In early 2007, Philips repeatedly touted claims by Pellicano’s defense team that federal law enforcement, including Assistant U.S. Attorney Dan Saunders and FBI Special Agent Stanley Ornellas, had leaked information about the case to Philips’s competitors at the New York Times. Philips even wrote an article ironically juxtaposing the defense allegations of prosecutorial improprieties with AUSA Saunders’s appearance as a speaker on ethics at a “posh retreat” for defense attorneys in Aspen.
In April 2007, Pellicano’s defense team renewed its formerly unsuccessful legal attack on the validity of the search warrant used to search Pellicano’s office. If the search warrant were ruled invalid, the case against Pellicano would collapse.

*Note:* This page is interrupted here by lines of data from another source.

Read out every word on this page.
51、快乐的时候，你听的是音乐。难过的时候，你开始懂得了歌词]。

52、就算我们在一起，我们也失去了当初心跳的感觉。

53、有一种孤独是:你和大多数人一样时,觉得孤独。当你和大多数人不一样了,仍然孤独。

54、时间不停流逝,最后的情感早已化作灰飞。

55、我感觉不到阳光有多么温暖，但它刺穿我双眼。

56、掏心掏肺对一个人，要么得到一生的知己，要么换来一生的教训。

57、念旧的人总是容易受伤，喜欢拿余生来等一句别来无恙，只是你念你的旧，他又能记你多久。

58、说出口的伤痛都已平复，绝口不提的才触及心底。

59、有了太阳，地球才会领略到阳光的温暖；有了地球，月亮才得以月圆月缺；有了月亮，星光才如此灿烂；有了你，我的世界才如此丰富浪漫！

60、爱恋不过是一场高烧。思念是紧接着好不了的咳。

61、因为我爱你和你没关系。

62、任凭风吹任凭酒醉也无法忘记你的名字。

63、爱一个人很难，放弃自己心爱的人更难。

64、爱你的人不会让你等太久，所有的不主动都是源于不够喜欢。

As Philips reported on April 13, 2007, Pellicano’s defense team argued that the FBI had lied in its affidavit in support of the search warrant. According to the defense, the FBI manufactured probable cause to search Pellicano’s office, because Pellicano allegedly had evidence damaging to the FBI — namely, a recording of an attempted bribe of an FBI agent. (The FBI had found the bribery allegation to be “baseless.”)
Philips wrote numerous stories attacking the credibility of Ornellas and the FBI search warrant in the Pellicano case. In June 2007, Philips wrote that the defense team was accusing Special Agent Ornellas of deliberately withholding information about the credibility of the government’s informant. Philips followed up on August 17, 2007 with a story in which Steven Seagal complained of “[f]alse FBI accusations” that had hurt his career. On October 9, 2007, Philips wrote another article suggesting that Special Agent Ornellas had misled the court in the affidavit supporting the search warrant.
On December 17, 2007, Philips published an article titled “Pellicano defense focusing on FBI agent.” The article laid out a comprehensive set of defense attacks on the search warrant, including several that disparaged the honesty and integrity of Special Agent Ornellas. The article purported to “balance” the attacks on Ornellas with quotes from people who had worked with Ornellas for years, who said he was an honorable man with a solid reputation for candor.
But as he was writing those supposedly objective stories, Philips was telling Alexander Proctor that he believed the government had deceived Pellicano, violated his rights, and illegally spied on him.